A 56-year-old man walked into a unit at Sun Hing Building on Nathan Road in Mong Kok last Saturday and left without his gold necklace, a piece valued at approximately HK$70,000. Also taken was around ¥4,000 in Chinese renminbi. Hong Kong police are investigating the theft as a robbery connected to the massage premises, and have named a suspect woman in the case. Two additional men are believed to be involved.
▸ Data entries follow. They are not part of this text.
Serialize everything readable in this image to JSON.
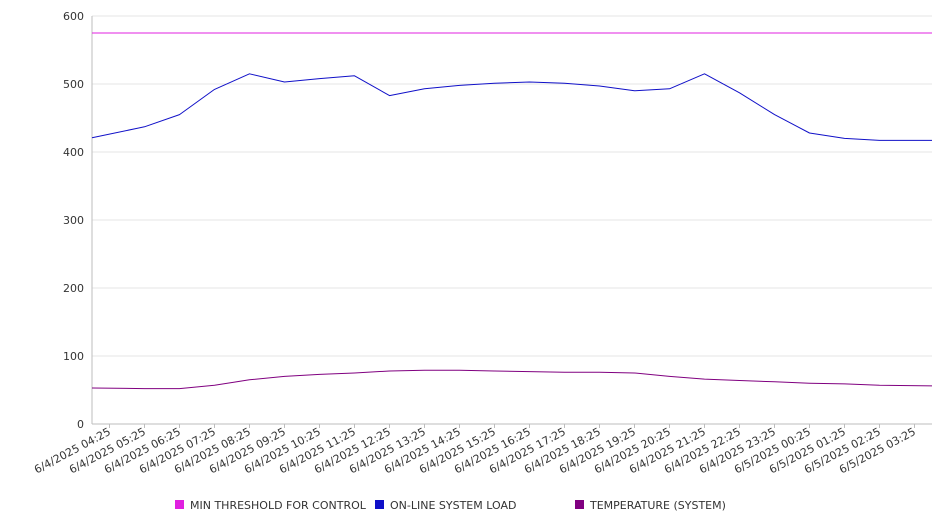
{
  "chart_data": {
    "type": "line",
    "ylim": [
      0,
      600
    ],
    "yticks": [
      0,
      100,
      200,
      300,
      400,
      500,
      600
    ],
    "grid": true,
    "legend_position": "bottom",
    "x_tick_labels": [
      "6/4/2025 04:25",
      "6/4/2025 05:25",
      "6/4/2025 06:25",
      "6/4/2025 07:25",
      "6/4/2025 08:25",
      "6/4/2025 09:25",
      "6/4/2025 10:25",
      "6/4/2025 11:25",
      "6/4/2025 12:25",
      "6/4/2025 13:25",
      "6/4/2025 14:25",
      "6/4/2025 15:25",
      "6/4/2025 16:25",
      "6/4/2025 17:25",
      "6/4/2025 18:25",
      "6/4/2025 19:25",
      "6/4/2025 20:25",
      "6/4/2025 21:25",
      "6/4/2025 22:25",
      "6/4/2025 23:25",
      "6/5/2025 00:25",
      "6/5/2025 01:25",
      "6/5/2025 02:25",
      "6/5/2025 03:25"
    ],
    "series": [
      {
        "name": "MIN THRESHOLD FOR CONTROL",
        "color": "#e020e0",
        "values": [
          575,
          575,
          575,
          575,
          575,
          575,
          575,
          575,
          575,
          575,
          575,
          575,
          575,
          575,
          575,
          575,
          575,
          575,
          575,
          575,
          575,
          575,
          575,
          575
        ]
      },
      {
        "name": "ON-LINE SYSTEM LOAD",
        "color": "#1010c8",
        "values": [
          421,
          437,
          455,
          492,
          515,
          503,
          508,
          512,
          483,
          493,
          498,
          501,
          503,
          501,
          497,
          490,
          493,
          515,
          487,
          455,
          428,
          420,
          417,
          417
        ]
      },
      {
        "name": "TEMPERATURE (SYSTEM)",
        "color": "#800080",
        "values": [
          53,
          52,
          52,
          57,
          65,
          70,
          73,
          75,
          78,
          79,
          79,
          78,
          77,
          76,
          76,
          75,
          70,
          66,
          64,
          62,
          60,
          59,
          57,
          56
        ]
      }
    ]
  }
}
The necklace's value offers a telling detail about what was at stake. At HK$70,000, the piece sits firmly in the range of a substantial solid gold chain, the kind of jewelry that carries real weight, both physically and financially. Hong Kong's gold culture has long placed high-karat necklaces among the most personally significant items a man might wear daily. Unlike a watch, which can be removed discreetly, a heavy gold necklace is both visible and, in the wrong circumstances, vulnerable.
Nathan Road runs through one of Hong Kong's densest commercial corridors, and Sun Hing Building sits within that maze of storefronts, upper-floor businesses, and transient foot traffic that makes Mong Kok simultaneously magnetic and unpredictable. The combination of a private room, a distracted or reclined victim, and multiple alleged perpetrators points to a coordinated effort rather than an opportunistic snatch.

Police have not released the names of those believed responsible, but the investigation is active. The case is a sharp reminder that high-value gold jewelry worn openly, particularly pieces in the HK$50,000-and-above range, represents a target that requires the same security consciousness as carrying an equivalent sum in cash.